Liberty Global plans to fund the transaction through a combination of approximately CHF3.5 billion of cash from its balance sheet and approximately CHF3.2 billion of financing, of which CHF1.6 billion will be available to refinance existing indebtedness of Sunrise as needed. Upon becoming a wholly-owned subsidiary of Liberty Global, Sunrise will become part of the UPC credit pool. Targeted leverage for this pool will be 5.0x, pro forma for this transaction, including vendor financing and leases.

Indicative Timetable

The offer by Liberty Global is conditioned upon at least two-thirds of all Sunrise shares on a fully diluted basis tendering into the offer at the end of the offer period and other customary offer conditions, including regulatory approvals as set out in the pre-announcement.

The tender offer is expected to be launched by the end of August and will remain open for a minimum of twenty SIX Swiss Exchange (“SIX”) trading days following a ten trading-day cooling-off period under Swiss takeover law. After this period (and subject to extensions) and if the minimum acceptance threshold was reached or waived, there will be an additional acceptance period of ten SIX trading days. Thereafter, the tender offer will end but the transaction will remain subject to Swiss regulatory approval prior to closing. A pre-announcement, including the detailed conditions of the tender offer, is being published concurrently with this press release and a formal tender offer prospectus will be published to launch of the tender offer.

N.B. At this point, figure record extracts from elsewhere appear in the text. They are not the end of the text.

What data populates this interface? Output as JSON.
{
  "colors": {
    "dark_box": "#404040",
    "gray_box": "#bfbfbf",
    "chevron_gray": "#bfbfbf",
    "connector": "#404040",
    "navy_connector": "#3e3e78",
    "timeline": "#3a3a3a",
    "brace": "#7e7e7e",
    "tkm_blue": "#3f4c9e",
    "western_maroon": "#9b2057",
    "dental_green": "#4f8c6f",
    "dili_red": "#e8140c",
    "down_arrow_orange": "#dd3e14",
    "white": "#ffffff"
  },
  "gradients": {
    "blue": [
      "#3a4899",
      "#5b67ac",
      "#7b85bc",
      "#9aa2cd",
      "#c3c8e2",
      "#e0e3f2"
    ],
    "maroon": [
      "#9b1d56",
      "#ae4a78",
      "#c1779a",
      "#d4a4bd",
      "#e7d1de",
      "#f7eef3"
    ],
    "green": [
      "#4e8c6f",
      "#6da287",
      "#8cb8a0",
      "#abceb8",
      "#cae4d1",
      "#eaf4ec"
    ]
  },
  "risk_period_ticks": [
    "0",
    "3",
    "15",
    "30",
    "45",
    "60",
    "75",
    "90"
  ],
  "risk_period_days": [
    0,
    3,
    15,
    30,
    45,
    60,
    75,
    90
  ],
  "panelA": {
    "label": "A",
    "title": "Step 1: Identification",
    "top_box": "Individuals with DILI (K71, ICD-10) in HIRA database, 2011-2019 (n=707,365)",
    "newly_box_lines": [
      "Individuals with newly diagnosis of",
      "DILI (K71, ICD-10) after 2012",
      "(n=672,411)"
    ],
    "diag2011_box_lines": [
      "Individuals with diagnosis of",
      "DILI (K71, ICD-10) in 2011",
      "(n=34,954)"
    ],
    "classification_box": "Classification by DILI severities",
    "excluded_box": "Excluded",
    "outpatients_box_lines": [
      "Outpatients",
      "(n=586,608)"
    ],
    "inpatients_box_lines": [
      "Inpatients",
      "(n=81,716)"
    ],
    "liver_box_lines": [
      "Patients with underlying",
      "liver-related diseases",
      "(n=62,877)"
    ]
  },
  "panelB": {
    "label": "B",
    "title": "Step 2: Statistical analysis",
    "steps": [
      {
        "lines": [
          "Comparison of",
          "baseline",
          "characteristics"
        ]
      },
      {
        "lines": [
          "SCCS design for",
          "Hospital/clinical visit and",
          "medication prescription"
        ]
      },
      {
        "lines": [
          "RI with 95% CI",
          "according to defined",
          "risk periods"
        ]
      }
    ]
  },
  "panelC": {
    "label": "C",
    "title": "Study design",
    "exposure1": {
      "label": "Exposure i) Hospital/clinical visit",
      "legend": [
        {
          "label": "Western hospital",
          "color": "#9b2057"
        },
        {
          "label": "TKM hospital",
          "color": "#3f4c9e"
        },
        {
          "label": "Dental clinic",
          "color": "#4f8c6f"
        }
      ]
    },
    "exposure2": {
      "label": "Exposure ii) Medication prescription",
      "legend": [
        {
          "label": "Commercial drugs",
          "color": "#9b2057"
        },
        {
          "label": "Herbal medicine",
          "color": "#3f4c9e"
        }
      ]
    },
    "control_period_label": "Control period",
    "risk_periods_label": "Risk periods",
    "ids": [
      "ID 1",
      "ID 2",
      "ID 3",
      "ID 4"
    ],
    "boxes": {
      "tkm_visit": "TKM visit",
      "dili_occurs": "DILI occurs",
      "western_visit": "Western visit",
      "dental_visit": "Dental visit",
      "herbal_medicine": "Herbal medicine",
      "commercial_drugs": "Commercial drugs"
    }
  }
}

After completion of a successful offer, Liberty Global intends to initiate a squeeze-out procedure and delist Sunrise shares from trading on the SIX. Sunrise is therefore expected to become a wholly-owned subsidiary within the Liberty Global group of companies.

In connection with the transaction, Credit Suisse International, J.P. Morgan and LionTree Advisors are acting as financial advisers to Liberty Global, and Homburger AG and Shearman & Sterling LLP are acting as legal advisers to Liberty Global.

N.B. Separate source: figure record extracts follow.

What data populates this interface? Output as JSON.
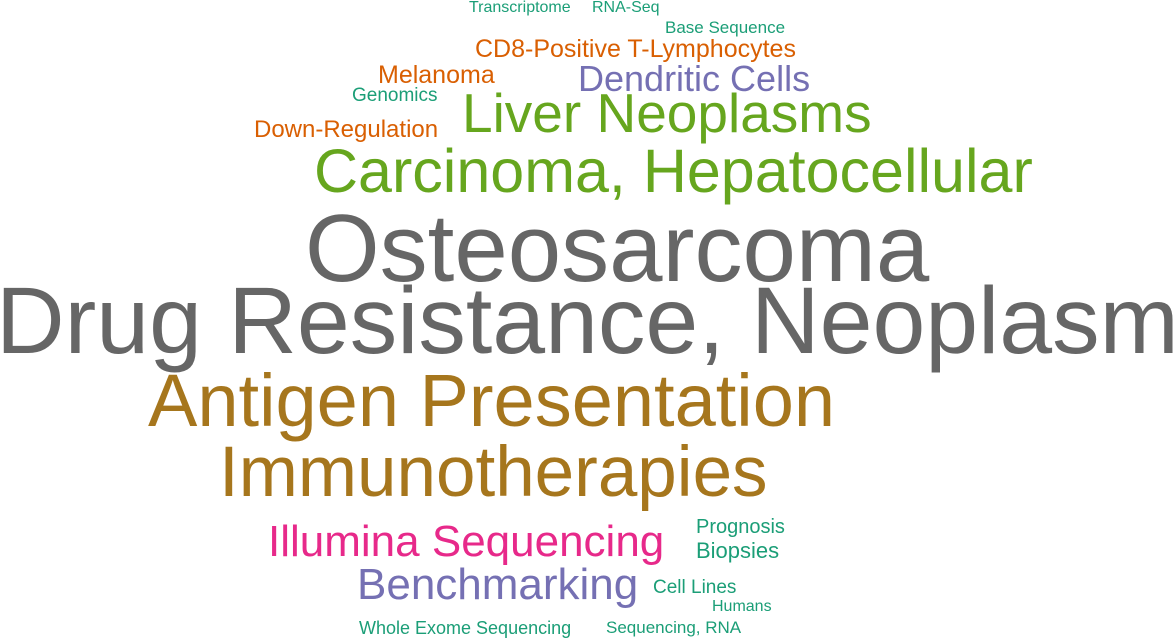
{
  "word_cloud": {
    "colors": {
      "gray": "#666666",
      "green": "#66a61e",
      "gold": "#a6761d",
      "teal": "#1b9e77",
      "orange": "#d95f02",
      "purple": "#7570b3",
      "pink": "#e7298a"
    },
    "words": [
      {
        "text": "Transcriptome",
        "color": "teal"
      },
      {
        "text": "RNA-Seq",
        "color": "teal"
      },
      {
        "text": "Base Sequence",
        "color": "teal"
      },
      {
        "text": "CD8-Positive T-Lymphocytes",
        "color": "orange"
      },
      {
        "text": "Melanoma",
        "color": "orange"
      },
      {
        "text": "Dendritic Cells",
        "color": "purple"
      },
      {
        "text": "Genomics",
        "color": "teal"
      },
      {
        "text": "Down-Regulation",
        "color": "orange"
      },
      {
        "text": "Liver Neoplasms",
        "color": "green"
      },
      {
        "text": "Carcinoma, Hepatocellular",
        "color": "green"
      },
      {
        "text": "Osteosarcoma",
        "color": "gray"
      },
      {
        "text": "Drug Resistance, Neoplasm",
        "color": "gray"
      },
      {
        "text": "Antigen Presentation",
        "color": "gold"
      },
      {
        "text": "Immunotherapies",
        "color": "gold"
      },
      {
        "text": "Illumina Sequencing",
        "color": "pink"
      },
      {
        "text": "Prognosis",
        "color": "teal"
      },
      {
        "text": "Biopsies",
        "color": "teal"
      },
      {
        "text": "Benchmarking",
        "color": "purple"
      },
      {
        "text": "Cell Lines",
        "color": "teal"
      },
      {
        "text": "Humans",
        "color": "teal"
      },
      {
        "text": "Whole Exome Sequencing",
        "color": "teal"
      },
      {
        "text": "Sequencing, RNA",
        "color": "teal"
      }
    ]
  }
}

1. Based on a fully diluted number of shares of 45.4 million as of June 30, 2020
2. As reported by Sunrise under International Financial Reporting Standards (“IFRS”). Based on net indebtedness as of March 31, 2020, including operating leases, of CHF1.8BN. Cash balance is adjusted for Sunrise dividend paid out in April 2020
3. All valuation metrics are based on an offer price of CHF110 per share
4. Based on the low end of the 2020 Sunrise Adjusted EBITDA guidance range under Sunrise’s definitions as reported under IFRS
5. Based on the low end of the 2020 Sunrise Adjusted EBITDA guidance range under Sunrise’s definitions as reported under IFRS. Capital expenditure figure represents the mid-point of Sunrise’s 2020 capital expenditure guidance range adjusted for CHF140 million of capital expenditures considered non-recurring upgrade capital expenditures, as defined by Sunrise
6. Pro forma for CHF275 million run-rate synergies comprising of CHF46 million of revenue, CHF187 million of cost and CHF42 million of capital expenditures
7. Based on Sunrise’s revenue for the year ended December 31, 2019 as reported under IFRS plus the revenue of Liberty Global’s Swiss business for the year ended December 31, 2019, as reported under generally accepted accounting principles in the United States (“U.S. GAAP”). Liberty Global’s assessment of acquisition accounting impacts and differences between IFRS and U.S. GAAP on Sunrise’s revenue has not been completed
8. Reflects June 30, 2020 liquidity as adjusted to include the anticipated proceeds to be received at closing related to our pending joint venture with Telefonica in the U.K., and to remove the June 30, 2020 unused borrowing capacity in the Virgin Media borrowing group.